Bir insanı gerçekten sevmek ne demektir biliyor musunuz; nefret, kıskançlık, öfke hissetmeden, ne yaptığına veya ne düşündüğüne karışmak istemeden, kınamadan, kıyaslamadan sevmek ne demek biliyor musunuz?

Sevginin olduğu yerde kıyaslama olur mu? Birisini bütün kalbinizle, bütün zihninizle, bütün varlığınızla sevdiğiniz zaman karşılaştırma söz konusu olur mu? Kendinizi o sevgiye tamamen teslim ettiğinizde başka şey yoktur artık.

Sevginin sorumluluğu ve vazifesi var mıdır, ayrıca bu kelimeleri kullanır mı? Bir şeyi görev gereği yaptığınızda bunda sevgiye yer var mıdır? Görev sevgi içermez. Görevin insanı esir alan yapısı insanı mahvetmektedir. Bir şeyi göreviniz olduğu için yapma gereği hissediyorsanız yaptığınız şeyi sevmiyorsunuz demektir. Sevginin olduğu yerde görev ve sorumluluk yoktur.

İnsan kendisinden istenen şeyleri yerine getirmediği zaman derin bir kompleks ve değersizlik hisseder. Aslında istenen şeyler, öyle doğaya aykırı şeylerdir ki, onları yerine getirmenin hiçbir yolu yoktur.

Çoğu ebeveyn ne yazık ki çocuklarından sorumlu olduklarını düşünür ve sorumluluk anlayışları, çocuklarına neyi yapmaları neyi yapmamaları, büyüyünce ne olmaları ne olmamalarını söyleme şeklinde kendini gösterir. Anne babalar çocuklarının toplumda güçlü bir yere sahip olmalarını isterler.

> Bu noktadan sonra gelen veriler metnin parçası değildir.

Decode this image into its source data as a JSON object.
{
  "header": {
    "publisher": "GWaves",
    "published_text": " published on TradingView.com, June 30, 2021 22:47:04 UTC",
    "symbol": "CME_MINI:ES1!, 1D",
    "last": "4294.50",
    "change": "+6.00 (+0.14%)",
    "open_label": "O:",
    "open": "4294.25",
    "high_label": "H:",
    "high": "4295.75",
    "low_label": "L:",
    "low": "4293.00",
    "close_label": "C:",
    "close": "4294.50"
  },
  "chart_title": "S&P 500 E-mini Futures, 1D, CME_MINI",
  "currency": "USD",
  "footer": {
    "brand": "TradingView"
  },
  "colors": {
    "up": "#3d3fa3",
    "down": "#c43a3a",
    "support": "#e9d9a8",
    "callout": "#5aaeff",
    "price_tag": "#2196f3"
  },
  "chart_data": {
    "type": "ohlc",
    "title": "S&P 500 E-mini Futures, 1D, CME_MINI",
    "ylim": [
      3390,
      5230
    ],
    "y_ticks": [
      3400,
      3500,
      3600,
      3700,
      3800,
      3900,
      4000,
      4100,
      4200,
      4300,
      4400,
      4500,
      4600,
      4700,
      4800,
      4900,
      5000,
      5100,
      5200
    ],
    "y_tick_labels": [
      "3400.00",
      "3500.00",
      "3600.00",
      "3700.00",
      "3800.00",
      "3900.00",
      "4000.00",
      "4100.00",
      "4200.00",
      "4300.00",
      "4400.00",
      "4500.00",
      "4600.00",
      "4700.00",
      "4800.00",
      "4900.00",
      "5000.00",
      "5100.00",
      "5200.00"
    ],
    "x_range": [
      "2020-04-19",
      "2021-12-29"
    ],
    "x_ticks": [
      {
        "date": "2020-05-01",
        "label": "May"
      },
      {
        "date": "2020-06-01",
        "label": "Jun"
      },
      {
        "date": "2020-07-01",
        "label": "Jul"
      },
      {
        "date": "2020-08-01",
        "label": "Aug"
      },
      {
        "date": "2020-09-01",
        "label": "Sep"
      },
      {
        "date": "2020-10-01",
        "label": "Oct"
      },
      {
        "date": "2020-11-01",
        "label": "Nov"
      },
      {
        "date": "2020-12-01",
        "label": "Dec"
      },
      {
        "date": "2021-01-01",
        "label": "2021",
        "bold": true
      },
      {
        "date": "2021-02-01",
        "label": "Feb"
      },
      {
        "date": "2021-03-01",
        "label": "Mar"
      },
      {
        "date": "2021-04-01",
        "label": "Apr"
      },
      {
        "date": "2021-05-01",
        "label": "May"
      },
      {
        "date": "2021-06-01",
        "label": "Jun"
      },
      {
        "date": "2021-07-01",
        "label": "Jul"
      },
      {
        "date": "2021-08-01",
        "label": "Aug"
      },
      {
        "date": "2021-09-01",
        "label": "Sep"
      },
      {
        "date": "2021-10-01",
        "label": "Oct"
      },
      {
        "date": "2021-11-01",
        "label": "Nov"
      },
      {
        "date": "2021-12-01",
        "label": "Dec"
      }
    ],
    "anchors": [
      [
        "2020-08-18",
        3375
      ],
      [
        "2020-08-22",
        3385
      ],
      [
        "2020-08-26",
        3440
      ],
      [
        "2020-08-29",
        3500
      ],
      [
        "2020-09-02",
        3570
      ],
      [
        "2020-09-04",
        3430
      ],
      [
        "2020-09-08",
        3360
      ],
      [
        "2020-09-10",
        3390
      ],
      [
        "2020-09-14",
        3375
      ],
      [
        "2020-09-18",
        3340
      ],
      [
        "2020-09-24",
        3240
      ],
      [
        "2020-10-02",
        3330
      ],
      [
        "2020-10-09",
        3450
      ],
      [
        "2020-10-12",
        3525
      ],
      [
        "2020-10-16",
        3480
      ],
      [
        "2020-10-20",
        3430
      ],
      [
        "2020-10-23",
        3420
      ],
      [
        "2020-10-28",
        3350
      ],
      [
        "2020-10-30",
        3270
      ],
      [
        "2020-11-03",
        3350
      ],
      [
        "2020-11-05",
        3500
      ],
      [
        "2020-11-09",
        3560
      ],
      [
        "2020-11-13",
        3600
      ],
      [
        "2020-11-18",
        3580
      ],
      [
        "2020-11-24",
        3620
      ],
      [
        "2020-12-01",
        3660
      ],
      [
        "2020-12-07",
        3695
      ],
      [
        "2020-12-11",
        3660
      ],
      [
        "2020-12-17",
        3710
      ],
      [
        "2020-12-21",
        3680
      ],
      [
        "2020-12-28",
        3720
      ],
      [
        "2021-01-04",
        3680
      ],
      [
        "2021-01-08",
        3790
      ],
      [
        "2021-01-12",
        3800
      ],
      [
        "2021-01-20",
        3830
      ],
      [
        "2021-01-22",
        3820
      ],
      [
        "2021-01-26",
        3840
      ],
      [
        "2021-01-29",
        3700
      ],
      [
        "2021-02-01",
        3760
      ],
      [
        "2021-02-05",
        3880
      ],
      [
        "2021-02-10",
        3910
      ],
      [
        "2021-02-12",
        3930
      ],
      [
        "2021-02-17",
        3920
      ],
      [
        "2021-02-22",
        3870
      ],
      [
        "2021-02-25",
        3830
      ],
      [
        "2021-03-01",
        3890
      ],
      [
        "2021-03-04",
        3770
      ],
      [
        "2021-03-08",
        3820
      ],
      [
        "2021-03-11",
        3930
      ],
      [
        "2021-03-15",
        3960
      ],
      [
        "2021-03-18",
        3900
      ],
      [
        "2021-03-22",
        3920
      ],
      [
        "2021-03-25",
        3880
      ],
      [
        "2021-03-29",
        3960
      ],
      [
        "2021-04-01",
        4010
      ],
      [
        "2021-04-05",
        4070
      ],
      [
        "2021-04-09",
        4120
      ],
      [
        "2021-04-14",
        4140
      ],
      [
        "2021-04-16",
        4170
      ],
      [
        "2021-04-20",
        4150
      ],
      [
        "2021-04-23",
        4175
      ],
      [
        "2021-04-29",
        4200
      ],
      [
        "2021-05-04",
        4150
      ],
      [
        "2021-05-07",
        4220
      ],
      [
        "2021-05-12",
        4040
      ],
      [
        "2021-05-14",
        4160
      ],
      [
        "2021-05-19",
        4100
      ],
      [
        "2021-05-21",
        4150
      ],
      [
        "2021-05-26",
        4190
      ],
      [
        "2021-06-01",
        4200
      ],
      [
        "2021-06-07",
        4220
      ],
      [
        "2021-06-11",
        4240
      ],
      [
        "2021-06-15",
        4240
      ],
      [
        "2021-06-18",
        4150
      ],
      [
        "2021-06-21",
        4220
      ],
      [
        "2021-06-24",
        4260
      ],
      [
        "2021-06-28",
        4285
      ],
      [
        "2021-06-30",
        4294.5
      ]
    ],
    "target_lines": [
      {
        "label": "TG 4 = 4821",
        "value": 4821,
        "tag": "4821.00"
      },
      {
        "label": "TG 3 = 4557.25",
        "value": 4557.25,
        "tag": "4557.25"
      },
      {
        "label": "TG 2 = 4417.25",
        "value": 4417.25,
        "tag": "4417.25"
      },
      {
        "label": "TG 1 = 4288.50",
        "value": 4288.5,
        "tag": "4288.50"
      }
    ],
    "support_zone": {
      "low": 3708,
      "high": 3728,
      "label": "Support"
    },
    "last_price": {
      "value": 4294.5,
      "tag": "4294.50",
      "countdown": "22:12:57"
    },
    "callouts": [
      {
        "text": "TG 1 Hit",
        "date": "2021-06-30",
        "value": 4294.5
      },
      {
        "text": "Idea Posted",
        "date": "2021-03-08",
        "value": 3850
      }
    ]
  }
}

Sorumluluk dedikleri şey, o taptıkları saygınlığın bir parçasıdır ve bana kalırsa saygınlığın olduğu yerde düzen yoktur; bütün dertleri mükemmel bir üst sınıf olmaktır. Çocuklarını topluma uyum sağlamaya hazırlarken savaşı, çatışmayı ve vahşeti devam ettirmiş olurlar. Sizce bu ilgi ve sevgi midir?


Gerçekten ilgi göstermek bir ağaca veya bitkiye gösterdiğiniz gibi ilgi göstermektir, ona su vererek, ihtiyaçlarını ve en iyi hangi toprakta yetiştiğini inceleyerek, ona şefkat ve özenle bakarak.

Çocuklarınızı topluma uyum sağlamaya hazırlarken onları aslında ölmeye hazırlıyorsunuz. Neden mi, çünkü çocuklarınızı sevseydiniz savaş olmazdı.